While schools in New Orleans were undergoing reform, the special education students were being left behind–a well documented ill even before Katrina. Triplett asserts that not every school has to be designed to work with special needs students, but some schools should. She said a number of schools, despite their best efforts, don’t have the capacity to address the needs of students with documented emotional or behavioral disabilities.
So she sought a change.
Her school, Noble Minds Institute for Whole Child Learning, takes the approach of whole child learning with academic and therapeutic services for children with special needs and for their families seeking a more nurturing environment for their students.
Johnson and Triplett were on the same flight to New York. They didn’t sit together but shared a cab from the airport. In the air, she went over her pitch mentally a few times, to make sure the timing was right, before taking a brief nap. “We had just finished Launch, I was doing pop-up schools and writing a charter,” she says. “Having permission to disconnect was good.”
But once off the plane, she knew it was time to go to work. She felt some anxiety because there was no time to change and get to the hotel, but that feeling quickly shifted. On the cab ride in with Johnson, she received an email that she had moved to the second of three phases of the Future of Schools Challenge, a partnership between New Schools New Orleans and 4.0 Schools with support from the Khan Academy that sought bold school designers, nationwide, to produce radically student-centered schools. Triplett said she felt a sense of relief that she could continue because of that financial investment.
“It was just a thankfulness that people got it and respected what I’m trying to do,” she says. “When people invest in other people, it’s because they are aligned with the mission that they are trying actualize.”
Triplett making the case for a school model in New Orleans focusing on restorative justice while at the 2014 Launch Cohort 10 Pitch Night at Scholastic. Photo by Harlin Miller.
Johnson, an ever jovial person, initially had different emotions during that taxi ride. They were the only members of Cohort 9 also in the Future of Schools Challenge and Johnson said during the process, Triplett became a mentor and a big sister. She said she took a “shine” to him right way and they learned from each other. So, it was clear to Triplett that Johnson was stressed “picking between children that I love so much and founding a school that I will have a broader opportunity to do,” he recalled. They exited the cab and proceeded to pitch.
Dr. Vera Triplett pitches Noble Minds at the Launch Cohort 10 Pitch Night in New York City. Videography by Liz Cole.

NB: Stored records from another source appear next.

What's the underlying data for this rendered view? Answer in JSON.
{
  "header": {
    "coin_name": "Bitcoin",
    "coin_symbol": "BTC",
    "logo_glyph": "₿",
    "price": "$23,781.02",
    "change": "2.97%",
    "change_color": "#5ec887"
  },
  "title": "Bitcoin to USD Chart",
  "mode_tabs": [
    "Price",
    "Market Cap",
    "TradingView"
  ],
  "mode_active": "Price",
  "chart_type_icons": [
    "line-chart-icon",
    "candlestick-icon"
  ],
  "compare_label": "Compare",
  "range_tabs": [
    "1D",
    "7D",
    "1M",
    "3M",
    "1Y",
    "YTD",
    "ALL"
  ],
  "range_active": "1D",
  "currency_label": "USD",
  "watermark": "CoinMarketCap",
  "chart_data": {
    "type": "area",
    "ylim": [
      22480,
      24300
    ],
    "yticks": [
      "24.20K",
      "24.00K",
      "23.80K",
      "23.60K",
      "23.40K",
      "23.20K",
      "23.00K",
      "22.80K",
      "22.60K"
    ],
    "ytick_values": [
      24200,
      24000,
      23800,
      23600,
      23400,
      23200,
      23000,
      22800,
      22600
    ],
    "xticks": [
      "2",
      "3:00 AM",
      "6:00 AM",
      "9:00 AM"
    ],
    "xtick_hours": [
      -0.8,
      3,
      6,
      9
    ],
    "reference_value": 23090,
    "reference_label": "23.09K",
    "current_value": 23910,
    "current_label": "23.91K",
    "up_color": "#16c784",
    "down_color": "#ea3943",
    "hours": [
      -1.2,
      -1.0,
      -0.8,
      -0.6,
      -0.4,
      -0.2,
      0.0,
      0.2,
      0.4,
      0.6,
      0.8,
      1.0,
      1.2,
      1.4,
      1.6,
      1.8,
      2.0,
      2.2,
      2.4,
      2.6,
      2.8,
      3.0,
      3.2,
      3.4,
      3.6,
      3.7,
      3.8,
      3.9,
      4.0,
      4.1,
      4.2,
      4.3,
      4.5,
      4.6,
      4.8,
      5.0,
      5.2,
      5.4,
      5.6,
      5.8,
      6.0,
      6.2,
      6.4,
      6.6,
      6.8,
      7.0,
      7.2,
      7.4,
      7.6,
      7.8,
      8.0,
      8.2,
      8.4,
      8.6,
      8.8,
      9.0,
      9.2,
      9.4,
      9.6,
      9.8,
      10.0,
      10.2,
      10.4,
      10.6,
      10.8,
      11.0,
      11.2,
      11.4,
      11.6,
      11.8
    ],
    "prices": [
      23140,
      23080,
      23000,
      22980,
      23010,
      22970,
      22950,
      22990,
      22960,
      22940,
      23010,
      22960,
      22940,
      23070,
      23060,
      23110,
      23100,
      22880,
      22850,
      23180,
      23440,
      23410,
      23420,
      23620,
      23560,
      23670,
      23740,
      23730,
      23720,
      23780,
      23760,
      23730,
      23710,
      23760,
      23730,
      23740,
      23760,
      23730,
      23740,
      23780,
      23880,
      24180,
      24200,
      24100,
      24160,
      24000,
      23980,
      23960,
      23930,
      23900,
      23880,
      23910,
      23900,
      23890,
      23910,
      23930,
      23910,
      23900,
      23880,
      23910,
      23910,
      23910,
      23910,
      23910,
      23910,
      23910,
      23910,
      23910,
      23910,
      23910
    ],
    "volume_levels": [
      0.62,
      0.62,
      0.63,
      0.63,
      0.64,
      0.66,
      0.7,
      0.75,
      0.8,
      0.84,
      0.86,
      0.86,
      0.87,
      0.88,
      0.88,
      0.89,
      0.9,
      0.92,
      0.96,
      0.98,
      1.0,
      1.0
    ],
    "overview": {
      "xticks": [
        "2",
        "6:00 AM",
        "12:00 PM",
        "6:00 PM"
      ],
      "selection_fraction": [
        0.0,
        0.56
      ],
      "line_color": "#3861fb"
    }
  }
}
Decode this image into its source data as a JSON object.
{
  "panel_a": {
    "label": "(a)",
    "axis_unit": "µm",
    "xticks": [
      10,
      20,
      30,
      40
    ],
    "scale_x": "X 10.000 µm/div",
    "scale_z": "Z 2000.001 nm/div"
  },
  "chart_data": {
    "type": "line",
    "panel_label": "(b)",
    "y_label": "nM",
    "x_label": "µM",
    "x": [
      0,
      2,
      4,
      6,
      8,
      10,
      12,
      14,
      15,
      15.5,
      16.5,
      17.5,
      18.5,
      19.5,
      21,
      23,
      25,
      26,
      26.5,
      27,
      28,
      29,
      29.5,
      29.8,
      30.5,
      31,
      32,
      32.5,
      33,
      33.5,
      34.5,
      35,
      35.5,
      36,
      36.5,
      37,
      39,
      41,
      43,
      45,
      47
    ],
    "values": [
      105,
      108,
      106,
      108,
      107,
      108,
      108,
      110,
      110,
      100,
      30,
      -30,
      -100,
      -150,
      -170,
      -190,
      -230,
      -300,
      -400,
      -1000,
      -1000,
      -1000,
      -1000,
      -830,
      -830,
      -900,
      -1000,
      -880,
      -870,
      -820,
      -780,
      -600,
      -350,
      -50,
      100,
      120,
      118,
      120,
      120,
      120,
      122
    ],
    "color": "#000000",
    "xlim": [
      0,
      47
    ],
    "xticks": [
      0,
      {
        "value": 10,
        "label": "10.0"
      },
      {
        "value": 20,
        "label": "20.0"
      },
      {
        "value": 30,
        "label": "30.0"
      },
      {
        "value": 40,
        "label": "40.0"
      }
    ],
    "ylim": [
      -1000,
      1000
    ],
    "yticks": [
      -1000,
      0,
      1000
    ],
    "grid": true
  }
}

Ultimately, Triplett didn’t win the competition either. The evening, however, was valuable and allowed her to share her vision with a room full of educational supporters. Before returning to New Orleans to resume the work of building their schools, Johnson and Triplett celebrated with the 4.0 family. But, it was Triplett’s words in the cab ride that comforted Johnson. “I remember her telling me that everything would be alright,” he said. “And that the school I was founding would be worth the struggle.”
Editor’s Note: This story documents the journey of Jonathan Johnson and Vera Triplett, winners of the 2014 Future of School Challenge, hosted by 4.0 Schools and New Schools for New Orleans, with Support from the Khan Academy. In part one of the series, L. Kasimu Harris follows the two school founders during the oft under reported early stages of their school design – from idea to prototype.